Joseph Ross, MD, MHS, Section of General Internal Medicine, School of Medicine, Center for Outcomes Research and Evaluation, Yale-New Haven Hospital
Topic
The Yale Open Data Access (YODA) Project: Lessons Learned in Data Sharing
Keywords
Pragmatic clinical trial; Clinical research; Health Data; YODA, Yale, Open Access
Key Points
Yale’s Open Data Access (YODA) Project is committed to transparency and good stewardship of data usage
The YODA Project tenet that ”Underreporting is Scientific Misconduct” emphasizes the importance of open data sharing
Only about 50% of clinical trials are never published, many only partially reported
The YODA Project is maximizing value of collected data while minimizing duplication of data
An application process and secure platform help the YODA Project team to prevent distribution and protect patient privacy
YODA’s third party approach in removes influence over access, and is in best interest of all stakeholders
Discussion Themes
No requests have ever been rejected, but there have been cases where YODA could not provide the data needed (i.e. CT scans from a trial due to de-identification and cost).
YODA first published requests online right away, but received pushback from investigators because they thought it was unfair for their requests to be published before they could start work. Now, they are only published when they gain access to the data, in order to still maximize transparency.

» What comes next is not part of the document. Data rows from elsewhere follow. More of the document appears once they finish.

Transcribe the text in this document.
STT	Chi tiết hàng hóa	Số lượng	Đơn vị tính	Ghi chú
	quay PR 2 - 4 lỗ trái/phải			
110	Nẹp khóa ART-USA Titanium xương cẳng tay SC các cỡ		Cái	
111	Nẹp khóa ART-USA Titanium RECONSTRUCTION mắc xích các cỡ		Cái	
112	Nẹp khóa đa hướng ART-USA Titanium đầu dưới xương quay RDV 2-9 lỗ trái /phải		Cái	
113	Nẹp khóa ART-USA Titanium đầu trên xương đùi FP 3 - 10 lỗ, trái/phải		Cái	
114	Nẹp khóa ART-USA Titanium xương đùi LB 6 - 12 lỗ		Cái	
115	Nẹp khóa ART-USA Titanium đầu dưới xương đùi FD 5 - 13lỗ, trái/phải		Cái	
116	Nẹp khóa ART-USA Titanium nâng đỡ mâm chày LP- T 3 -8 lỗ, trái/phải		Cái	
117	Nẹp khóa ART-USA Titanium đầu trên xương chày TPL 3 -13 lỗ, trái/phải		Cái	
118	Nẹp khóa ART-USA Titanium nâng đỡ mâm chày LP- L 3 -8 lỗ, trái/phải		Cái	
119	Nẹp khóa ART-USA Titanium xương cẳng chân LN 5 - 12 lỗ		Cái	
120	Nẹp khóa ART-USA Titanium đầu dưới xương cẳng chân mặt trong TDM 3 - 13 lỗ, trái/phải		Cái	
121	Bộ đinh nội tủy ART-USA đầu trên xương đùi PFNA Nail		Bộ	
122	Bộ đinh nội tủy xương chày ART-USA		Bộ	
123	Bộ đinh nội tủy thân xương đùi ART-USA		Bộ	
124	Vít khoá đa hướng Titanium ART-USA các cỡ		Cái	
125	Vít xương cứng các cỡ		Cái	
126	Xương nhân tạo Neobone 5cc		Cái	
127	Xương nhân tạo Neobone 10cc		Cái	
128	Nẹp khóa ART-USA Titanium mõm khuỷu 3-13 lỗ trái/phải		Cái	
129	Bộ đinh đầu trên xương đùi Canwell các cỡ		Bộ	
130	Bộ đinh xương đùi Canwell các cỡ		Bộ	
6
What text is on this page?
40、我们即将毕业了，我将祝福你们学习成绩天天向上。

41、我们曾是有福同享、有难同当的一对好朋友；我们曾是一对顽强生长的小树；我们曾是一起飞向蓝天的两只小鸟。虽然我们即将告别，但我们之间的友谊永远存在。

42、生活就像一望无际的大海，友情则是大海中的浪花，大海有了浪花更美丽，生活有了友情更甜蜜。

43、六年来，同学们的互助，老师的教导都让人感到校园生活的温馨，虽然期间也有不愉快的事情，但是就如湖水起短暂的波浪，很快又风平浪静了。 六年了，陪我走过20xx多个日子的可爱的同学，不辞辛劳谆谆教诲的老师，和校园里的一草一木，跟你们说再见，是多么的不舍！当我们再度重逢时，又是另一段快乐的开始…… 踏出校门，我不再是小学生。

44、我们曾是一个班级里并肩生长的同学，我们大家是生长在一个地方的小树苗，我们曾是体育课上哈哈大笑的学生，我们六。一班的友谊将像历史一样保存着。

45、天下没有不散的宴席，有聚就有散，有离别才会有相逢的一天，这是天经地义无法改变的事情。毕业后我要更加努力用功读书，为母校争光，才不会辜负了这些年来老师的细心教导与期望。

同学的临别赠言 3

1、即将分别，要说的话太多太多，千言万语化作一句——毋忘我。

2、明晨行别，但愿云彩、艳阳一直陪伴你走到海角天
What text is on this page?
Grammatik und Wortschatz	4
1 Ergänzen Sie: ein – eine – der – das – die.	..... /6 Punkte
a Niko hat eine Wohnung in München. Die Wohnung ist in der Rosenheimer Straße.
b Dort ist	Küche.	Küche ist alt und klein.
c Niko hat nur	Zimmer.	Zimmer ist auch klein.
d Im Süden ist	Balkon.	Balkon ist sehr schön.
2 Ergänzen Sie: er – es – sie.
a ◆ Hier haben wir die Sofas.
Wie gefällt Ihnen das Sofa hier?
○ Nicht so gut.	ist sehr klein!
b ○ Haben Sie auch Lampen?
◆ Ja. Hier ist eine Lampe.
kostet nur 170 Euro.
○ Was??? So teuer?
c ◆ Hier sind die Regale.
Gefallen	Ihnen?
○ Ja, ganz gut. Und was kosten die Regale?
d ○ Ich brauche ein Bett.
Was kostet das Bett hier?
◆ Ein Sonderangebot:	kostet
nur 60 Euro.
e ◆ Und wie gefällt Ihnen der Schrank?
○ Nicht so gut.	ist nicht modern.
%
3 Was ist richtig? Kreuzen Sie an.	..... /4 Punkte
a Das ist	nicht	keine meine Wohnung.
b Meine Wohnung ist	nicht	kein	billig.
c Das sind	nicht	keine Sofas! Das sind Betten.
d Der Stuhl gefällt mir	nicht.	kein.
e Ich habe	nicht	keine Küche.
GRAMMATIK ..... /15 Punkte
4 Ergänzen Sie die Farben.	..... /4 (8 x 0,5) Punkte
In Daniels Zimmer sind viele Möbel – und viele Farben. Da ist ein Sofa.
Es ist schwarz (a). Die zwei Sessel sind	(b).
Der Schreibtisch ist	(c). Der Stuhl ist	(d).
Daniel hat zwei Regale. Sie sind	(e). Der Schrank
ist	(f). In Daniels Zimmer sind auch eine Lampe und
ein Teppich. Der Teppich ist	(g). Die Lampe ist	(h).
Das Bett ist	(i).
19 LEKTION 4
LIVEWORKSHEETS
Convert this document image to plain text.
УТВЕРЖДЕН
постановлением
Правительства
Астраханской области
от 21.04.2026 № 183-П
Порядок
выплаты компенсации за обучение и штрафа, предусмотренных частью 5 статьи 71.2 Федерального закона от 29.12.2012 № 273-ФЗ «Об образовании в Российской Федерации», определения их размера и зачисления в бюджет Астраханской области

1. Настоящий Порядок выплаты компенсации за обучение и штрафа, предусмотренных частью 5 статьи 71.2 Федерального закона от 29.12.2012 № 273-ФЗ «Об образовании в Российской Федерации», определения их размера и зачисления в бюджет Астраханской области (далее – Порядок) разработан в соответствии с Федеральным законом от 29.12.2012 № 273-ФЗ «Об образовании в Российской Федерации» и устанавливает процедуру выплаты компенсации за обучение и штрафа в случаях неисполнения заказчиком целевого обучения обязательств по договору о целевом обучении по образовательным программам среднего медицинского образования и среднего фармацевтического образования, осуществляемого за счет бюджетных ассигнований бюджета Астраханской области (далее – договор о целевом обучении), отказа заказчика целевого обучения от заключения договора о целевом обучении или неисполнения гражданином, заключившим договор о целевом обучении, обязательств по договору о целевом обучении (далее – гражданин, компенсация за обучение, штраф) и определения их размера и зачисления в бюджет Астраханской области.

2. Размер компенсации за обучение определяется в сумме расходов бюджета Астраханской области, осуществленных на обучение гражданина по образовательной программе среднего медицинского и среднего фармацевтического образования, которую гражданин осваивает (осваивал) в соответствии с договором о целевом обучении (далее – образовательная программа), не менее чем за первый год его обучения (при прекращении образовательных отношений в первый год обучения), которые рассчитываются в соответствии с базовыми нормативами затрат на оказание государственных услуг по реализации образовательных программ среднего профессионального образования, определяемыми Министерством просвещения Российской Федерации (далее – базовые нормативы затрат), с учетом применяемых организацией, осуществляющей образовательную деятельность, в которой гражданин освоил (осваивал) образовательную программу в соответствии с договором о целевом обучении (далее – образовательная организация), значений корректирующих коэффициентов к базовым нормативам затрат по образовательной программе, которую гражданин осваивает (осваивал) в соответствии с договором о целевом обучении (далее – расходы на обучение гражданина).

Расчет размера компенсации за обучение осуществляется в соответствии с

YODA Project is expensive, but funding has come in through industry (e.g. Johnson and Johnson) so users continue to have access without a fee.
Incentivizing the movement of data from academicians to a common platform is a challenge moving forward because many feel they do not need SAS software and just want to disseminate themselves, so YODA will keep working toward its goal of open access.
Should journal editors have authors clearly state their relationship with the data? Several authors published data from the SPRINT data release and there was nothing in the article stating these authors had nothing to do with the trial.